Penanaman 2010 pohon dilakukan di kawasan "ecopark" yang merupakan perluasan dari Kebun Raya Bogor, sekaligus untuk dikonservasi. "Ini bukan asal menanam saja, tapi yang kita tanam adalah tanaman jenis endemik Indonesia yang sudah mau punah, ada 17 jenis dengan jumlah 2010 pohon," katanya. Rochadi mengatakan, selama ini banyak yang melakukan penanaman pohon tidak diperhatikan jenis pohon yang ditanam, sehingga nilai pohon yang ditanam tidak bermanfaat.
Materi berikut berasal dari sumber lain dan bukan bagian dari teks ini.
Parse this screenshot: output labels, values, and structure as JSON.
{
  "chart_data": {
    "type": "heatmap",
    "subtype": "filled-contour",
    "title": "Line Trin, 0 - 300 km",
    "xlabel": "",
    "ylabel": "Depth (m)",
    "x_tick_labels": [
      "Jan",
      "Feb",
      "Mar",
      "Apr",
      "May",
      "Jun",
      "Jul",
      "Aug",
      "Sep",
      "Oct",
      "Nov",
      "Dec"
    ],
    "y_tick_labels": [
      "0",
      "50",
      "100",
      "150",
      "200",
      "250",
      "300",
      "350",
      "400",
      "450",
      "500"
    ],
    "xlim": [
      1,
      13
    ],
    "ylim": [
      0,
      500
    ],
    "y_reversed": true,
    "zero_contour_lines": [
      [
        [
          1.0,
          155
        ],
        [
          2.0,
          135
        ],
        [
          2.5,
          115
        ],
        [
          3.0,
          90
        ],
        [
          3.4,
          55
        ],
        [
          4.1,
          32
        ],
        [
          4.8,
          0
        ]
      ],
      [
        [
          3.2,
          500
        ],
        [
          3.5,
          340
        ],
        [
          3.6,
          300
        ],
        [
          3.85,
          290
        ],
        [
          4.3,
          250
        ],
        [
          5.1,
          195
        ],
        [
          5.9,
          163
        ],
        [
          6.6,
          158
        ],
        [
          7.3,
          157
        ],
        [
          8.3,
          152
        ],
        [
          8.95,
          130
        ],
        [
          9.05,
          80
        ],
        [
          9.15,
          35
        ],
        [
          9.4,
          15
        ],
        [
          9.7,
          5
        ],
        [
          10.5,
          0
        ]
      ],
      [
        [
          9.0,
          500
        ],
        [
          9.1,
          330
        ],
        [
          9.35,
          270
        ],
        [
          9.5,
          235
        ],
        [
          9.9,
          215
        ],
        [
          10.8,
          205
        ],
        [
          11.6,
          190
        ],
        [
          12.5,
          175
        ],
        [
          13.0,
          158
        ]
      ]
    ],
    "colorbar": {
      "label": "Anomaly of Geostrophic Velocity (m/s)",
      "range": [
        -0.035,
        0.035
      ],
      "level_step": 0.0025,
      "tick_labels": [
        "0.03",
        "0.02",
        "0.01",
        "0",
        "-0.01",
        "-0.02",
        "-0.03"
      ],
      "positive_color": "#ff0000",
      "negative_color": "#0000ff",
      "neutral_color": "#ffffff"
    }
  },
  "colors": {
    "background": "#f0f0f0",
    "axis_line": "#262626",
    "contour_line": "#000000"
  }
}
Dia mencotohkan banyak kalangan melakukan penanaman pohon jenis Akasia yang bukan asli Indonesia, ternyata pohon tersebut merusak ekosistem yang lain.


Jenis-jenis pohon yang ditanam di "ecopark" di antaranya jenis Fatika rasa, dan meranti-merantian yang berasal dari Kalimantan yang kini sebagian hutannya sudah hilang. Rochadi menambahkan peran LIPI dituntut untuk mengembangkan dan mengkoservasi jenis tumbuhan yang sudah terancam punah, menyelamatkannya agar setelah tumbuh dapat dikembalikan ke alam.